This Elliott Wave blog is dedicated to sharing Fibonacci ratios and other technical analysis for forex signals, index futures signals, options signals, and stock signals. Elliott Wave Principle puts forth that people move in predictive patterns, called waves. Identify the wave counts, and you can predict the market.
Thursday, December 4, 2008
Clear Break of Short Term Trend Line Signals Big Losses Ahead; Dec. 4, 2009
There are several indicators I look at every day to try and understand the health of the market. I don't talk about all of them every day because then I'd spend all day making charts and writing. We saw that yesterday's chart showing contracting advancers/decliners on the NYSE while price was rising was a good indicator that the rally was waning and a sell off was coming (see "CRAZY MARKET" post below). That sell off finally happened today around noon PST.

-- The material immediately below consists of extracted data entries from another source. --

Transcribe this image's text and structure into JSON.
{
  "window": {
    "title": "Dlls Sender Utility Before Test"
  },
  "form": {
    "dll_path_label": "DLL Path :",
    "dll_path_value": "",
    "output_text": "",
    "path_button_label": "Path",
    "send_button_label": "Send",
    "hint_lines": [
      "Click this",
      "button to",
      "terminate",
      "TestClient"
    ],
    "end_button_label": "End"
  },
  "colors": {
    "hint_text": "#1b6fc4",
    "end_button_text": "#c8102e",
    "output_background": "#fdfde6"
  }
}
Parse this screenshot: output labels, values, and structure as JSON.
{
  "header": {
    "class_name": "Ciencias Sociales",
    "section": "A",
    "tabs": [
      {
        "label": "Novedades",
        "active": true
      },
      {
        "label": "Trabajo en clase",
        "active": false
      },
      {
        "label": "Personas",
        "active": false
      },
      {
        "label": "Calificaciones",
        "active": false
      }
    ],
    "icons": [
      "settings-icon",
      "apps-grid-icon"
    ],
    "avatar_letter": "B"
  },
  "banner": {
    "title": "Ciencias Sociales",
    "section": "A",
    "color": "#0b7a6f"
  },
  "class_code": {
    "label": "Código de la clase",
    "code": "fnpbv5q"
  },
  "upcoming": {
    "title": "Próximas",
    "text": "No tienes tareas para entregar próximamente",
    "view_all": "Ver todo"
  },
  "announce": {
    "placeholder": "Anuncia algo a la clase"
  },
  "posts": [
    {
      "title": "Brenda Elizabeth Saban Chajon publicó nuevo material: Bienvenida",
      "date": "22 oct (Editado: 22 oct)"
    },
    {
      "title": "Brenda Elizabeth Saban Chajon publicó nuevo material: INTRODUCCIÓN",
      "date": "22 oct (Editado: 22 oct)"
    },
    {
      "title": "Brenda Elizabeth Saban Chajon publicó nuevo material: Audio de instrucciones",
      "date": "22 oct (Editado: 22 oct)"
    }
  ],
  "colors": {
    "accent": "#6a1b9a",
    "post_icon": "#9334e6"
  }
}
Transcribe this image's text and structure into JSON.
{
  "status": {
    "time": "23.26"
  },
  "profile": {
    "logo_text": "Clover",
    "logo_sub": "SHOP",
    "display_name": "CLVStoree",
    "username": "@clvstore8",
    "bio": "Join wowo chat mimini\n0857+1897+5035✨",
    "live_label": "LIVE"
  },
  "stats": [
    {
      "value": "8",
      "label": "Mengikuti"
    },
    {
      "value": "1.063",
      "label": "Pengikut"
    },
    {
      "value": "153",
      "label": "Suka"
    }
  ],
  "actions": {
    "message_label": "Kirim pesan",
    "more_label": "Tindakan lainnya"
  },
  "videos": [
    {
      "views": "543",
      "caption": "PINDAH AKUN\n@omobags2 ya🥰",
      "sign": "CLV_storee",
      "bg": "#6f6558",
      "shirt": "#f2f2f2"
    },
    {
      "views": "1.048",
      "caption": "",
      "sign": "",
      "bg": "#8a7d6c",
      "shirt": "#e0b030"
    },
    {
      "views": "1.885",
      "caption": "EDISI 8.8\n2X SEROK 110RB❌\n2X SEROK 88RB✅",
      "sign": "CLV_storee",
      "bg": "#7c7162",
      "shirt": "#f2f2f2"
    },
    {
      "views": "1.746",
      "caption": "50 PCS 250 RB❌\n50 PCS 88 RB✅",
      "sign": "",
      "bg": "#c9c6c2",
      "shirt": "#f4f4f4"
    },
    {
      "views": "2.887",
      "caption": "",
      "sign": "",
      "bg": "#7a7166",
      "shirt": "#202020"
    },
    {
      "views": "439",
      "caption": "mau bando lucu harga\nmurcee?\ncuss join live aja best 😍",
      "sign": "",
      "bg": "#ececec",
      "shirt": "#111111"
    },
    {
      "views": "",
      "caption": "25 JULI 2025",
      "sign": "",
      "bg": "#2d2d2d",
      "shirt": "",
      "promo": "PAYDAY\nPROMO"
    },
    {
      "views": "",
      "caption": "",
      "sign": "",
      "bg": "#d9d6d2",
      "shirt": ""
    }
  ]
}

Above is another chart that I was watching because of the channel that formed for the rally this week. You can see a nice parallel ascending trend channel shown with the black lines. I basically decided that whichever way the market brokeout to, was the way the market would strongly take us in the near term. As you can see on the chart above, the market broke cleanly and strongly to the downside which tells us that the market's near term trend is down, and much lower levels are soon to come. Usually when a market breaks a trendline it will rally up to touch the underside of the trendline and then reverse downward again. So it's possible we'll see a rally overnight in the futures, or early in tomorrow's session and then a very very sharp reversal to the downside. As long as the market doesn't break through the underside of the trendline and trade back inside the trend channel again, the short term trend is down. And it should move in a hurry.